Nitrate reductases in hexaploid and tetraploid wheats and Aegilops.

Nitrate reductase activity (NR activity), protein content (NR protein) and polypeptides were compared in shoots of Triticum aestivum ssp. vulgare (L.) cv Fidel (bread wheat, AABBDD genome), Triticum dicoccum cv Vernal (AABB genome), Aegilops squarrosa var. strangulata (DD genome) and the amphiploid 365 (AABBDD genome), produced by crossing T. dicoccum cv Vernal and Ae. squarrosa var. strangulata. Constitutive NR protein and activity were found in shoots of all seedlings grown without nitrate, with the highest activity in the bread wheat. The inducible NR protein and activity developed upon the addition of nitrate. A 116-K polypeptide was identified as the main component of the NR from the bread wheat, while a faint, sometimes discernable 94-K band appeared on Western blots.
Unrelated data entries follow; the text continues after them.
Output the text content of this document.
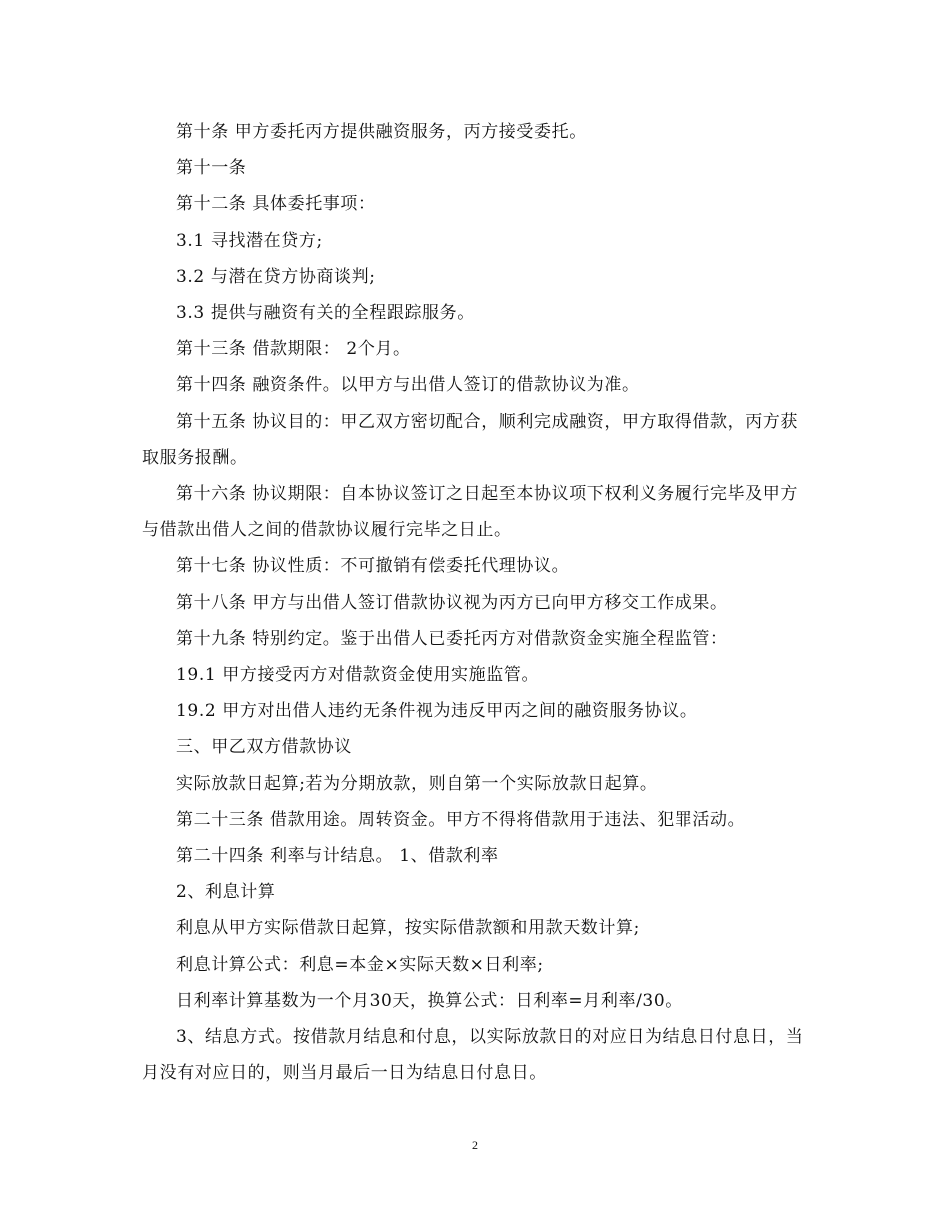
第十条 甲方委托丙方提供融资服务，丙方接受委托。

第十一条

第十二条 具体委托事项：

3.1 寻找潜在贷方;

3.2 与潜在贷方协商谈判;

3.3 提供与融资有关的全程跟踪服务。

第十三条 借款期限： 2个月。

第十四条 融资条件。以甲方与出借人签订的借款协议为准。

第十五条 协议目的：甲乙双方密切配合，顺利完成融资，甲方取得借款，丙方获取服务报酬。

第十六条 协议期限：自本协议签订之日起至本协议项下权利义务履行完毕及甲方与借款出借人之间的借款协议履行完毕之日止。

第十七条 协议性质：不可撤销有偿委托代理协议。

第十八条 甲方与出借人签订借款协议视为丙方已向甲方移交工作成果。

第十九条 特别约定。鉴于出借人已委托丙方对借款资金实施全程监管：

19.1 甲方接受丙方对借款资金使用实施监管。

19.2 甲方对出借人违约无条件视为违反甲丙之间的融资服务协议。

三、甲乙双方借款协议

实际放款日起算;若为分期放款，则自第一个实际放款日起算。

第二十三条 借款用途。周转资金。甲方不得将借款用于违法、犯罪活动。

第二十四条 利率与计结息。 1、借款利率

2、利息计算

利息从甲方实际借款日起算，按实际借款额和用款天数计算;

利息计算公式：利息=本金×实际天数×日利率;

日利率计算基数为一个月30天，换算公式：日利率=月利率/30。

3、结息方式。按借款月结息和付息，以实际放款日的对应日为结息日付息日，当月没有对应日的，则当月最后一日为结息日付息日。

2
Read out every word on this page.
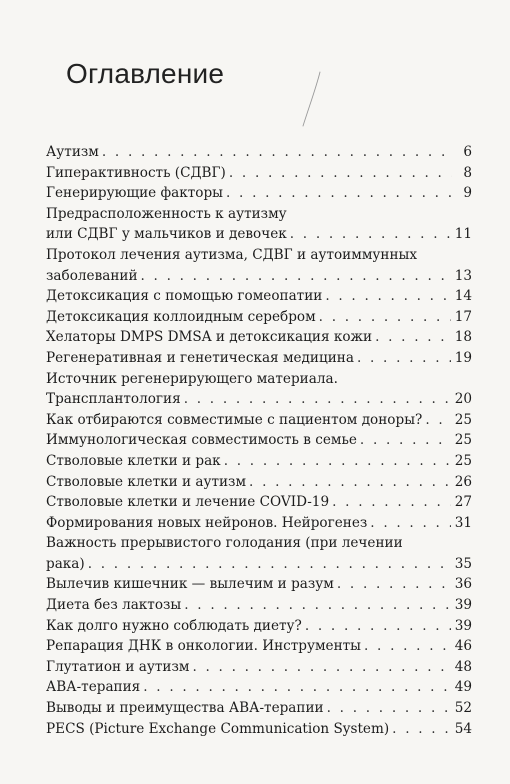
Оглавление
Аутизм . . .	6
Гиперактивность (СДВГ) . . .	8
Генерирующие факторы . . .	9
Предрасположенность к аутизму
или СДВГ у мальчиков и девочек . . .	11
Протокол лечения аутизма, СДВГ и аутоиммунных
заболеваний . . .	13
Детоксикация с помощью гомеопатии . . .	14
Детоксикация коллоидным серебром . . .	17
Хелаторы DMPS DMSA и детоксикация кожи . . .	18
Регенеративная и генетическая медицина . . .	19
Источник регенерирующего материала.
Трансплантология . . .	20
Как отбираются совместимые с пациентом доноры? . . . 25
Иммунологическая совместимость в семье . . .	25
Стволовые клетки и рак . . .	25
Стволовые клетки и аутизм . . .	26
Стволовые клетки и лечение COVID-19 . . .	27
Формирования новых нейронов. Нейрогенез . . .	31
Важность прерывистого голодания (при лечении
рака) . . .	35
Вылечив кишечник — вылечим и разум . . .	36
Диета без лактозы . . .	39
Как долго нужно соблюдать диету? . . .	39
Репарация ДНК в онкологии. Инструменты . . .	46
Глутатион и аутизм . . .	48
АВА-терапия . . .	49
Выводы и преимущества АВА-терапии . . .	52
PECS (Picture Exchange Communication System) . . .	54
Only one NR polypeptide could be identified in Ae. squarrosa -the 94 K. An intermediary situation was observed with the tetraploid T. dicoccum and the amphiploid: The 94-K polypeptide was the only one separated from NR of seedlings grown in the absence of nitrate. The 116-K polypeptide appeared after the addition of nitrate. The intensity of its band on the gel increased with the duration of the nitrate treatment. When comparing Ae. squarrosa and T. dicoccum, the constitutive isozyme (94-K polypeptide) was found in the D as well as in the AB genomes, while the inducible NR (116-K polypeptide) was absent from the D genome. Addition of the D genome into the AB genome slightly reinforced the expression of the inducible form (AB genome expression) in the amphiploid wheat. We postulate that the inducible form of NR in the bread wheat resulted from an evolutionary selection pressure favoured by cultivation.